Deception on His Mind (Inspector Lynley, #9)(146)



Akram came inside the building. He paused to close and lock the door behind him. He saw her waiting by the water cooler and he came to her, taking the paper cup that she extended for him.

“You look tired, Abhy,” she said. “You don't need to stay at the factory. Mr. Armstrong can keep things going for the rest of the afternoon. Why don't you go home?” She had more than one reason for making this suggestion, of course. If she left the factory herself while her father was there, he would know soon enough and he'd want to know why. Rachel's phoned and there's an emergency had served her purposes on the previous day when she'd left to confront her friend at the Clifftop Snuggeries. She couldn't use that excuse again.

He touched her shoulder. “Sahlah. You bear the weight of our trouble with a strength I can't quite comprehend.”

Sahlah didn't want the praise, so sorely did it abrade her conscience. She looked for something to use as a response, something that was at least close to the truth because she couldn't bear to continue the process in which she'd been engaged these many months: constructing a careful maze of lies, projecting a purity of heart, mind, and soul that she didn't possess. “Abhy, I wasn't in love with him. I hoped to love him eventually, as you and AmmÄ« love. But I hadn't learned to love him yet, so I don't feel the grief that you think I feel.”

His fingers tightened on her shoulder, then moved to graze her cheek. “I want you to know in your own life the devotion that I feel for your mother. That's what I hoped for you and for Haytham.”

“He was a good man,” she said, and she inwardly acknowledged the truth of this statement. “You made a good choice of husband for me.”

“A good choice or a selfish one?” he asked meditatively.

Slowly, they moved along the back corridor of the factory, past the locker room and the employees’ lounge. “He had much to offer the family, Sahlah. That's why I chose him. And every hour since his death I've asked myself if I still would have chosen him had he been hunchbacked, evil, or ridden with disease. Would I have chosen him anyway, just because I needed his talents here?” Akram's gesture encompassed the factory walls. “We persuade ourselves to believe all manner of falsehood when our self-interest guides us. Then, when the worst befalls us, we're left to gaze back over our actions. We wonder whether one of them might have been the cause of disaster. We question whether an alternative action might have averted the worst from happening.”

“You aren't blaming yourself for Haytham's death,” she said, aghast at the thought of her father carrying this burden.

“Who else is to blame? Who else brought him to this country? And to meet my need of him, Sahlah. Not yours.”

“I needed Haytham as well, Abhy-jahn.”

Her father hesitated before passing through the doorway to his own office. His smile was infinitely sad. “Your spirit's as generous as it's pure,” he said.

No compliment could have grieved her more. She wanted in that instant to pour the truth before her father. But she recognised the selfishness of that desire. While it was true that she would experience the relief of finally dropping the guise of a goodness that she didn't possess, she would be dropping it at the expense of crushing the spirit of a man who had long been incapable of seeing that evil could exist under an exterior that was otherwise righteous.

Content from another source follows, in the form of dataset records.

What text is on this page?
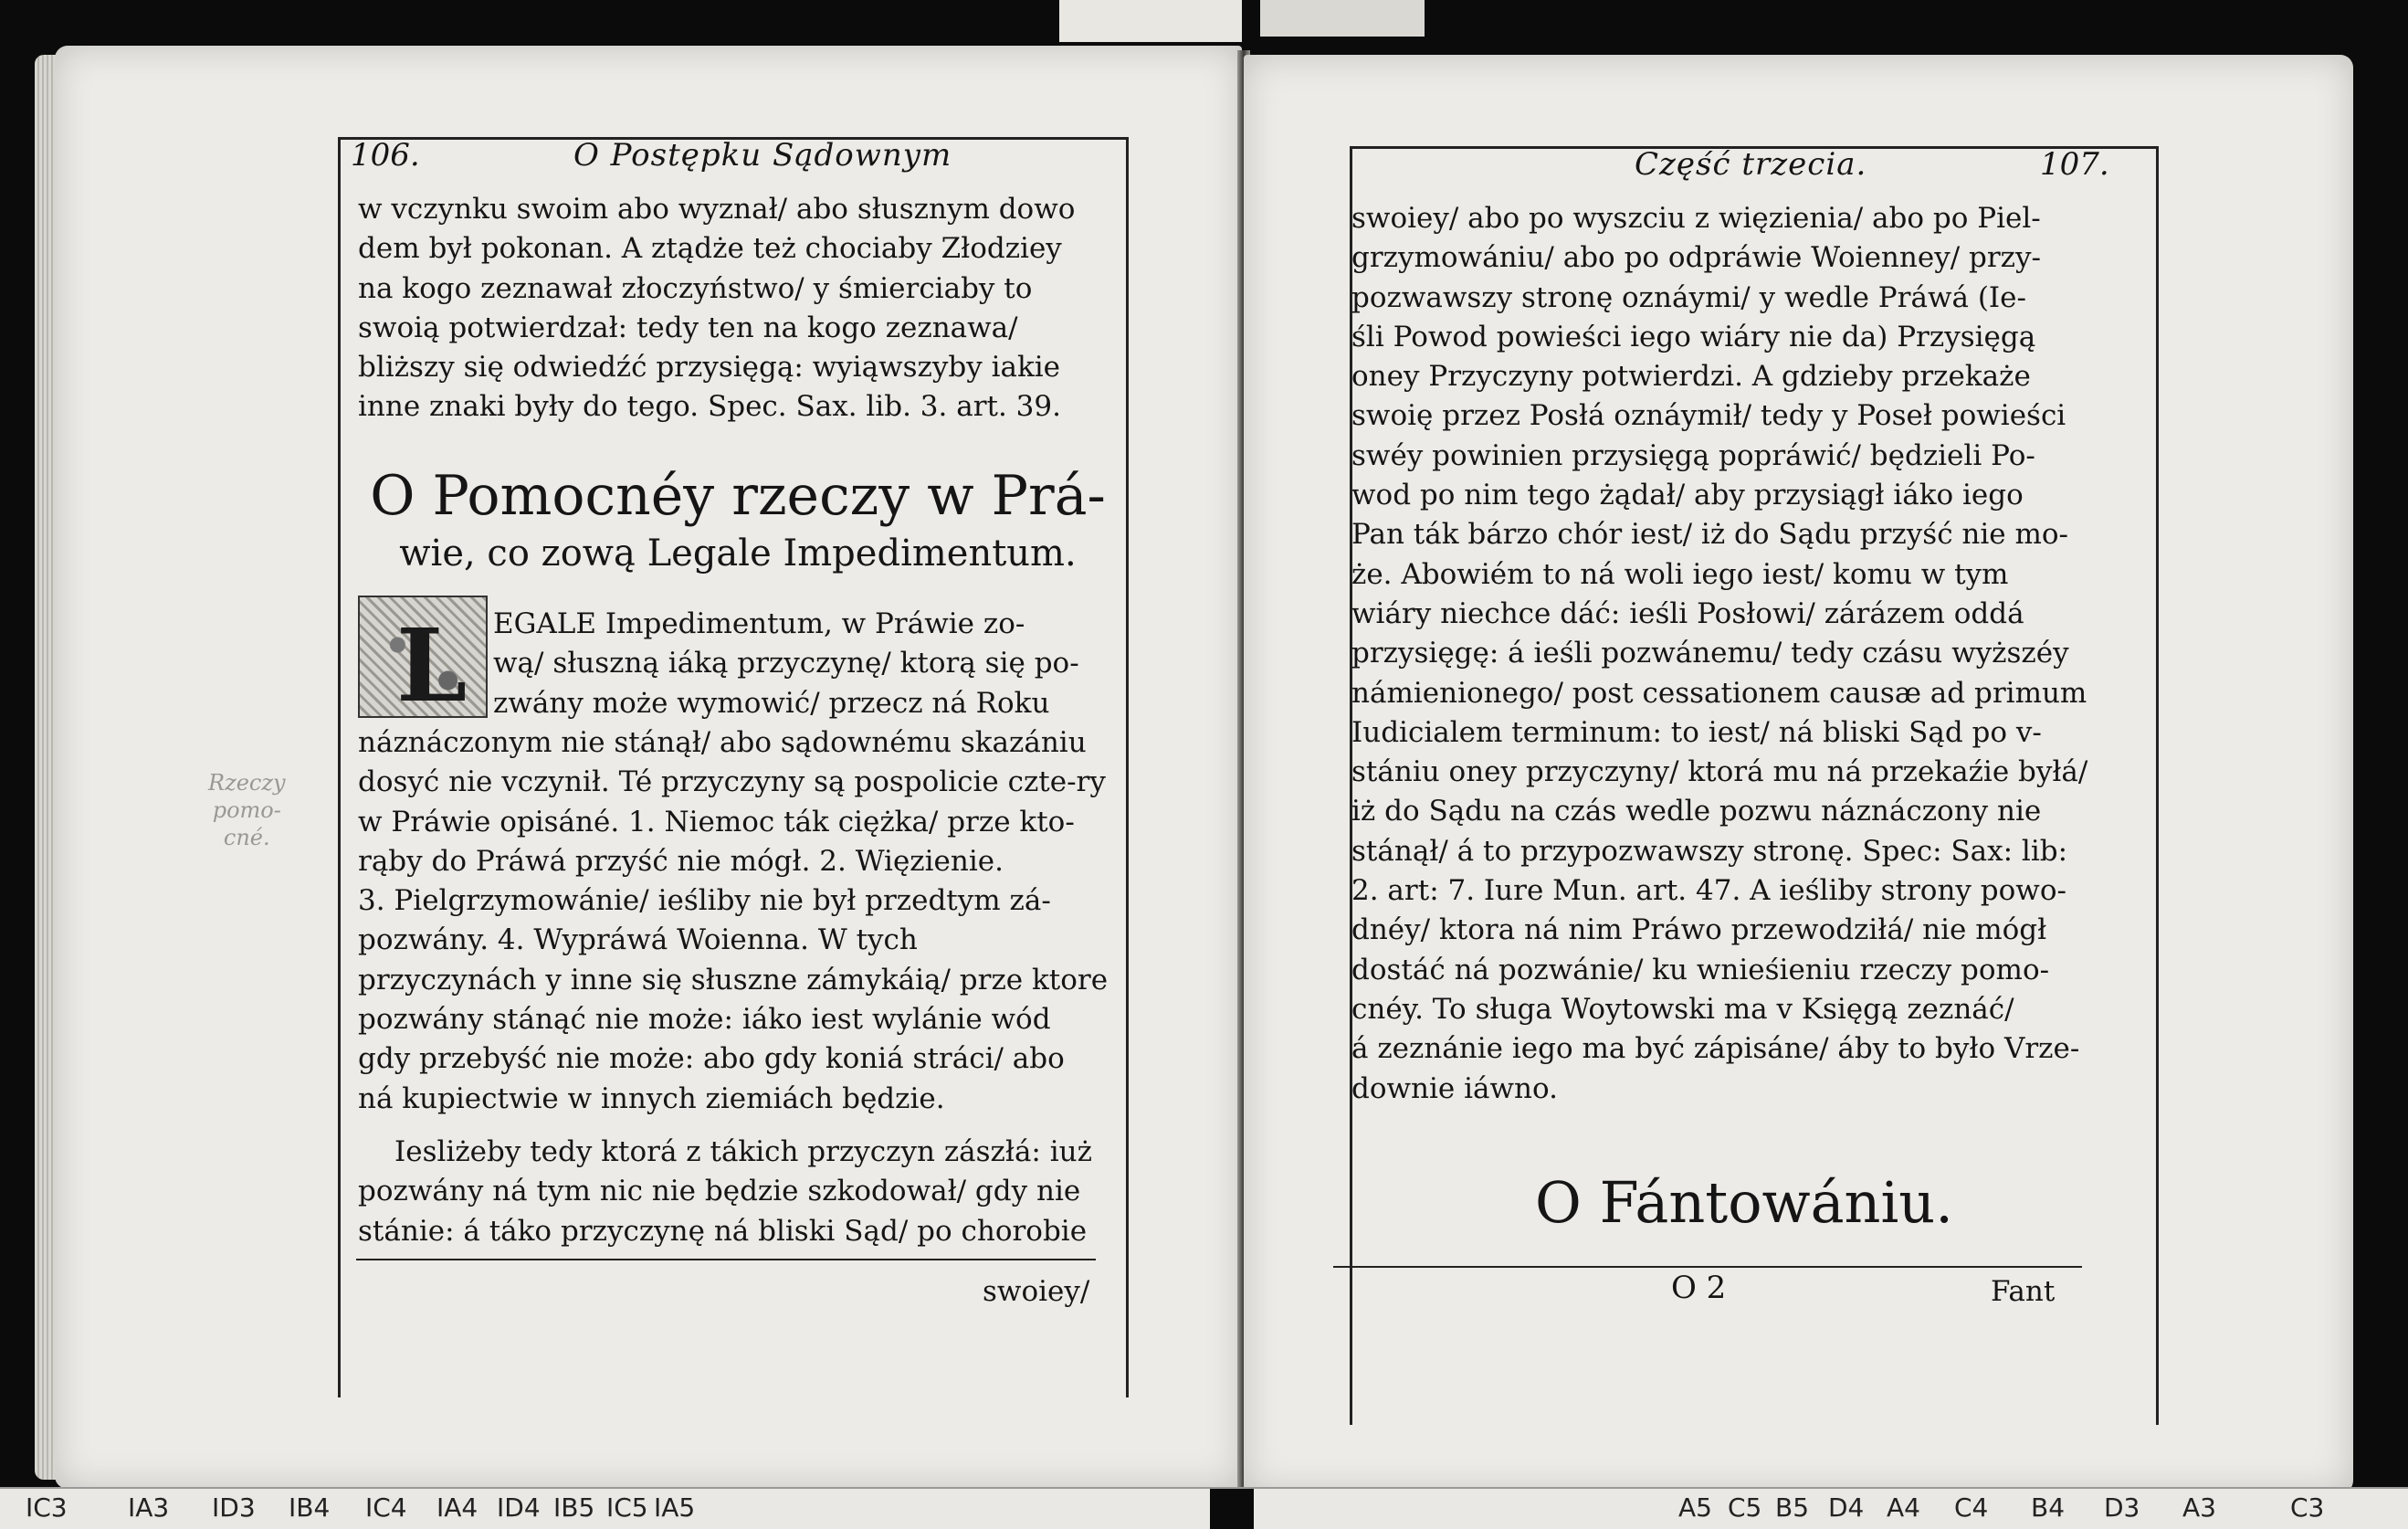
106.	O Postępku Sądownym
w vczynku swoim abo wyznał/ abo słusznym dowo
dem był pokonan. A ztądże też chociaby Złodziey
na kogo zeznawał złoczyństwo/ y śmierciaby to
swoią potwierdzał: tedy ten na kogo zeznawa/
bliższy się odwiedźć przysięgą: wyiąwszyby iakie
inne znaki były do tego. Spec. Sax. lib. 3. art. 39.
O Pomocnéy rzeczy w Prá-
wie, co zową Legale Impedimentum.
L EGALE Impedimentum, w Práwie zo-
wą/ słuszną iáką przyczynę/ ktorą się po-
zwány może wymowić/ przecz ná Roku
náznáczonym nie stánął/ abo sądownému skazániu
dosyć nie vczynił. Té przyczyny są pospolicie czte-ry
w Práwie opisáné. 1. Niemoc ták ciężka/ prze kto-
rąby do Práwá przyść nie mógł. 2. Więzienie.
3. Pielgrzymowánie/ ieśliby nie był przedtym zá-
pozwány. 4. Wypráwá Woienna. W tych
przyczynách y inne się słuszne zámykáią/ prze ktore
pozwány stánąć nie może: iáko iest wylánie wód
gdy przebyść nie może: abo gdy koniá stráci/ abo
ná kupiectwie w innych ziemiách będzie.
Iesliżeby tedy ktorá z tákich przyczyn zászłá: iuż
pozwány ná tym nic nie będzie szkodował/ gdy nie
stánie: á táko przyczynę ná bliski Sąd/ po chorobie
swoiey/
Rzeczy
pomo-
cné.
Część trzecia.	107.
swoiey/ abo po wyszciu z więzienia/ abo po Piel-
grzymowániu/ abo po odpráwie Woienney/ przy-
pozwawszy stronę oznáymi/ y wedle Práwá (Ie-
śli Powod powieści iego wiáry nie da) Przysięgą
oney Przyczyny potwierdzi. A gdzieby przekaże
swoię przez Posłá oznáymił/ tedy y Poseł powieści
swéy powinien przysięgą popráwić/ będzieli Po-
wod po nim tego żądał/ aby przysiągł iáko iego
Pan ták bárzo chór iest/ iż do Sądu przyść nie mo-
że. Abowiém to ná woli iego iest/ komu w tym
wiáry niechce dáć: ieśli Posłowi/ zárázem oddá
przysięgę: á ieśli pozwánemu/ tedy czásu wyższéy
námienionego/ post cessationem causæ ad primum
Iudicialem terminum: to iest/ ná bliski Sąd po v-
stániu oney przyczyny/ ktorá mu ná przekaźie byłá/
iż do Sądu na czás wedle pozwu náznáczony nie
stánął/ á to przypozwawszy stronę. Spec: Sax: lib:
2. art: 7. Iure Mun. art. 47. A ieśliby strony powo-
dnéy/ ktora ná nim Práwo przewodziłá/ nie mógł
dostáć ná pozwánie/ ku wnieśieniu rzeczy pomo-
cnéy. To sługa Woytowski ma v Księgą zeznáć/
á zeznánie iego ma być zápisáne/ áby to było Vrze-
downie iáwno.
O Fántowániu.
O 2	Fant
IC3 IA3 ID3 IB4 IC4 IA4 ID4 IB5 IC5 IA5	A5 C5 B5 D4 A4 C4 B4 D3 A3	C3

It was her desperation to preserve her father's image of her that now caused her to say, “Go home, Abby-jahn. Please. Go home to rest.”

His answer was to kiss his fingers and press them to her cheeks. Saying nothing further, he entered his office.

She returned to reception, where her own duties awaited, her brain working anxiously to create an excuse to take her away from the factory for the time she needed to do what had to be done. If she claimed to be ill, her father would insist that someone accompany her home. If she claimed an emergency on Second Avenue—one of the children having disappeared and Yumn in a panic, for instance—he would himself charge into action. If she simply disappeared …But how could she do that? How could she cause her father more worry and trouble?

She sat behind the reception desk and watched the fish and bubbles float across the screen of her computer's monitor. There was work to be done, but she couldn't at the moment think what it was. She could only turn over the possibilities in her mind: what she could do to preserve her family and simultaneously to save herself. There was only one option.

The outside door opened, and Sahlah looked up. God is great, she exulted silently when she saw who was entering the factory. It was Rachel Winfield.

She'd come on her bicycle. It leaned just beyond the entry, rusted from years in the town's salty air. She wore a long, filmy skirt, and round her neck and dangling from her ears were a necklace and earrings of Sahlah's own creation, fashioned from polished rupees and beads.

Sahlah tried to take comfort in Rachel's attire, especially in the jewellery. Surely it meant that her need of help was foremost in Rachel's mind.

Sahlah didn't offer her a greeting. Nor did she let the gravity of her friend's face dismay her. The matter before them was a grave one. Becoming a party to ridding oneself of a burgeoning life—no matter how critical was the need to do so—wasn't an endeavour that Rachel would ever take lightly.

“Hot,” Rachel said by way of greeting. “Hotter than I ever remember. It's like the sun killed the wind and is getting ready to suck up the sea as well.”